Calls to scrap transgender requirement are 'totally out of touch'

 (Photo: Unsplash)

MPs are wrong to suggest that transgender people should no longer have to live for two years in their chosen gender being receiving legal recognition, The Christian Institute has said.

The cross-party Women and Equalities Committee said this week that the two-year period should be scrapped because there is "no clear, accepted or agreed definition of what living like a man or a woman is".

"The requirement also risks entrenching outdated and unacceptable gender stereotypes," it added.

The committee also called for an end to the current requirement of a medical diagnosis to legally change gender.

Following a public consultation, the government said in September 2020 that both requirements would remain and that "the balance struck in this legislation is correct".

Simon Calvert, of The Christian Institute, said the committee's recommendation was "totally out of touch" and would "jeopardise the safety of vulnerable young people".

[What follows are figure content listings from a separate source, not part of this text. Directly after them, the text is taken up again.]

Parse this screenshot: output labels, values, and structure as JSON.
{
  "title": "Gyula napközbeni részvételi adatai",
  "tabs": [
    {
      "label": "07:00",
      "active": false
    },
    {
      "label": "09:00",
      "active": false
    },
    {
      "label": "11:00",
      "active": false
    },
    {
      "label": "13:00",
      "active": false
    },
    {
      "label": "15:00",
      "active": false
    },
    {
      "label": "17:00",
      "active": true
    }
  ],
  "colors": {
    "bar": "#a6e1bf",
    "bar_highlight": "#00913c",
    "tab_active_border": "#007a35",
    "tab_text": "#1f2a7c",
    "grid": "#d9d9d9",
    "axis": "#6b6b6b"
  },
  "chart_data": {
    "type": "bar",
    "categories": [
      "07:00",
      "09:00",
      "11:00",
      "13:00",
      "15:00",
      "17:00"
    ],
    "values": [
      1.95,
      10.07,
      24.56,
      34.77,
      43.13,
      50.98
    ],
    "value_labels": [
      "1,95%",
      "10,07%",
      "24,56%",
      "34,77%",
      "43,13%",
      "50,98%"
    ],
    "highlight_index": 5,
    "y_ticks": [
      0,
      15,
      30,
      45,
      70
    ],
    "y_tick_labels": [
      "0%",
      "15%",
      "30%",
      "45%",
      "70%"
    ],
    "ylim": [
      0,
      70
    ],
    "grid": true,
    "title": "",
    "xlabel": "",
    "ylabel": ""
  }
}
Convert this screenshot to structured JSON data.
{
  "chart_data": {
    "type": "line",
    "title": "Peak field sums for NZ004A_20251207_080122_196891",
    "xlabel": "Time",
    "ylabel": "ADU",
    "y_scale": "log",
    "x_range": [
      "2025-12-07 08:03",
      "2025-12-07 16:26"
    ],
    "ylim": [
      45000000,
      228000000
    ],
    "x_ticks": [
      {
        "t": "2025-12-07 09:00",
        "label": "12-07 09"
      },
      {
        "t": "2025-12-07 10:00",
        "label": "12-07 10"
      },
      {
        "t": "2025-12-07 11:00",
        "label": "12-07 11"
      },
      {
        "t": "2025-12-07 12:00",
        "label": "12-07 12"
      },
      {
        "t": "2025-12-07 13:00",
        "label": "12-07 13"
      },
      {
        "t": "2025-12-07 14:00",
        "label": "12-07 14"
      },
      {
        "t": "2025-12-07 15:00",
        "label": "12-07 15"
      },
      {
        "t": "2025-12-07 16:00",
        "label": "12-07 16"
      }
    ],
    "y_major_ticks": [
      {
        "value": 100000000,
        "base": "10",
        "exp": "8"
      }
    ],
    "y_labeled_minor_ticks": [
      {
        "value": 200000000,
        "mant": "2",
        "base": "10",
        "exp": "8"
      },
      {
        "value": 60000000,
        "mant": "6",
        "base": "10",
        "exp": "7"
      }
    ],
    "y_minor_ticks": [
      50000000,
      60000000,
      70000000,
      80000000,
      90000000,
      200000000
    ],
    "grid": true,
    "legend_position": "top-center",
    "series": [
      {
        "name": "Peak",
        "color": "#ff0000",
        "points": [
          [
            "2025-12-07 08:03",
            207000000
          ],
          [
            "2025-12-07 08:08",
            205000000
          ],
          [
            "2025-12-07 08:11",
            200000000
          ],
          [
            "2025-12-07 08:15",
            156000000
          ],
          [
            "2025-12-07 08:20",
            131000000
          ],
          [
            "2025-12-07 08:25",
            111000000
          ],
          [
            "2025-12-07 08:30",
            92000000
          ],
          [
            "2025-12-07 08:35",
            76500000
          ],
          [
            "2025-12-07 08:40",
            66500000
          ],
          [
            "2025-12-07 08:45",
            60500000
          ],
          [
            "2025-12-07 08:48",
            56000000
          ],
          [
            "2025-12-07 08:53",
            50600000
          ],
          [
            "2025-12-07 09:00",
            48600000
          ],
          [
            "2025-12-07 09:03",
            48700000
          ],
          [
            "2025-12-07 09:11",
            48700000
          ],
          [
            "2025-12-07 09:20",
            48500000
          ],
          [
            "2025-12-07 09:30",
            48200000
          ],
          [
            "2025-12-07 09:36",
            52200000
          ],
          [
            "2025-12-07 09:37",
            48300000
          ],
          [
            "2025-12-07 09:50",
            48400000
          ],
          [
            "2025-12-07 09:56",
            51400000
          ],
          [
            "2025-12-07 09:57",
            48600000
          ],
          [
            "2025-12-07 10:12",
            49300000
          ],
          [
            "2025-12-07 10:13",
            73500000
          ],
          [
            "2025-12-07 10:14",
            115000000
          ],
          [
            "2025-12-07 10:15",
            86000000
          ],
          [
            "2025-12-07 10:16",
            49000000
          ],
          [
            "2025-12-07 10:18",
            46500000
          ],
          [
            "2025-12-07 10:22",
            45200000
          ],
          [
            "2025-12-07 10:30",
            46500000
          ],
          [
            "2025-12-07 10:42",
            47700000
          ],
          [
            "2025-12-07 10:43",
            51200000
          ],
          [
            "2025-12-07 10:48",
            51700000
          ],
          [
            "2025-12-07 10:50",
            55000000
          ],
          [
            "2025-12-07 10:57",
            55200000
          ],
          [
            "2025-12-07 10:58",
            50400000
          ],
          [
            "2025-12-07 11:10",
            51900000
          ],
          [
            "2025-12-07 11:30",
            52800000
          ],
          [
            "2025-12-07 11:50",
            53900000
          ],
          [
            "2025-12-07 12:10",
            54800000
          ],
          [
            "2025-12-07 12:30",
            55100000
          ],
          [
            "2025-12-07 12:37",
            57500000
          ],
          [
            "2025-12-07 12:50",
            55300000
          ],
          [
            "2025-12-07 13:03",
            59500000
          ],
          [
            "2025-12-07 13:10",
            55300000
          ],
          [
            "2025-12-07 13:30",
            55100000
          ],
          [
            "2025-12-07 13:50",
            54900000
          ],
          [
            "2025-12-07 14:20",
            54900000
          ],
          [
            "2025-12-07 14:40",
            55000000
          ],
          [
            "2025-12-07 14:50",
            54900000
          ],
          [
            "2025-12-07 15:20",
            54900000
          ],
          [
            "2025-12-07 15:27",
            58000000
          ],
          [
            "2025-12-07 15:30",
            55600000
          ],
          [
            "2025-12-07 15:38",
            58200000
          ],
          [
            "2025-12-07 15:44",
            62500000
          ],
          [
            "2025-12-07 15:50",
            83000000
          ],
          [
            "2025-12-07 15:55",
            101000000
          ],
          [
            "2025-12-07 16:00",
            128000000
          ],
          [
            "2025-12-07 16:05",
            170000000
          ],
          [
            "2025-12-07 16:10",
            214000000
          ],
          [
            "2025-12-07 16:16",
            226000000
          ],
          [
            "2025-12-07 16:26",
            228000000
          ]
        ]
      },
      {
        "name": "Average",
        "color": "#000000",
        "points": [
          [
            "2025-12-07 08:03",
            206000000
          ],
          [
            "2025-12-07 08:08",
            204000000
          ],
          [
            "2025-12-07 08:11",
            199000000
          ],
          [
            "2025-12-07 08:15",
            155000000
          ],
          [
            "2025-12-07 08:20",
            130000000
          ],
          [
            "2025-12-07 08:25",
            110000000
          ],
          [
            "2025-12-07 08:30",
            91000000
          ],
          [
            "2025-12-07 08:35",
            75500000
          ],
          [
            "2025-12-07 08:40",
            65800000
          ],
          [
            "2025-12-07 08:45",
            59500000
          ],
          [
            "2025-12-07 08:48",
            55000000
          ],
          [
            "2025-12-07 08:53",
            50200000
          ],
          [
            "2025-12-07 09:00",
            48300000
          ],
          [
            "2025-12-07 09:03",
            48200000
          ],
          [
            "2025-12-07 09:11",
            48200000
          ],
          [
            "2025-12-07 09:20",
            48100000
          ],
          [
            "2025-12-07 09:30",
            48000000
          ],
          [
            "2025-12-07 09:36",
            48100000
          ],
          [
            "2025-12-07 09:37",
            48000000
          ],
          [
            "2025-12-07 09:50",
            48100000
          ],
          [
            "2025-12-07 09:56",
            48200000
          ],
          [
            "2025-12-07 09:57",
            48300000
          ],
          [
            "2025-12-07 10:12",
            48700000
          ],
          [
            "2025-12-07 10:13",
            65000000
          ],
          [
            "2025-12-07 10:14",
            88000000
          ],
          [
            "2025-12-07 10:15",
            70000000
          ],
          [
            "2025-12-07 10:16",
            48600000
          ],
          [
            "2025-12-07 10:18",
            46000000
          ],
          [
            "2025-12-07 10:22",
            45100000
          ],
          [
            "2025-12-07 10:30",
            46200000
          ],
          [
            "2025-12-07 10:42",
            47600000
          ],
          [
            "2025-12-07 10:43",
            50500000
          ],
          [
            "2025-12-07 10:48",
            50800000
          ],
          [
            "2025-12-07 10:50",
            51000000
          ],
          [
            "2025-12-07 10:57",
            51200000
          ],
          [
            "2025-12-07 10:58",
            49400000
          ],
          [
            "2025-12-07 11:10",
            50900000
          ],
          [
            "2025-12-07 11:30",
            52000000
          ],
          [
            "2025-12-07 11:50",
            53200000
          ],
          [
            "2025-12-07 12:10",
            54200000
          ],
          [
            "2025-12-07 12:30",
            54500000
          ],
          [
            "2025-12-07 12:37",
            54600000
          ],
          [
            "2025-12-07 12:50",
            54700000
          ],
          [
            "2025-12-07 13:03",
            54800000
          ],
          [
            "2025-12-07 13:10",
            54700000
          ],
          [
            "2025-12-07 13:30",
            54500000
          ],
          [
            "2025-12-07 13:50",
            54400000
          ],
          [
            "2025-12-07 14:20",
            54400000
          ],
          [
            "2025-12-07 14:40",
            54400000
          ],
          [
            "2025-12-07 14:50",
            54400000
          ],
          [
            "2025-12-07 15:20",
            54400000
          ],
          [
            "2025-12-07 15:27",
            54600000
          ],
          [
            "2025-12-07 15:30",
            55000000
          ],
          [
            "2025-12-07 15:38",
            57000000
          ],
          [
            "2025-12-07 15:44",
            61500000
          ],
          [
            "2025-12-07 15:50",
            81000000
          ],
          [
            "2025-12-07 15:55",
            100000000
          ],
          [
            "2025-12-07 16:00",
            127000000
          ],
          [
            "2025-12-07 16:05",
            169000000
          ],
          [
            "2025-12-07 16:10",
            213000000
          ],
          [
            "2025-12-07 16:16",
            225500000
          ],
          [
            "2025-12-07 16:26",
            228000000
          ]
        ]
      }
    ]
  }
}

He said the two-year period was "crucial" to giving people enough time "for genuine reflection and reconsideration".

Calvert pointed to polling last week in Scotland in which nearly three quarters of the public said that people wishing to change their gender should be assessed by medical professionals. 

"The Government has already rejected calls for self-ID, and the public is increasingly against it.  Polling last week in Scotland probably reflects the position across the UK as a whole," he said. 

He added that gender self-identification was "a danger to women", as shown by a recent case in which a physically male prisoner who identified as female sexually assaulted two inmates after being placed in a women's prison.

"It inevitably undermines female-only spaces," he said.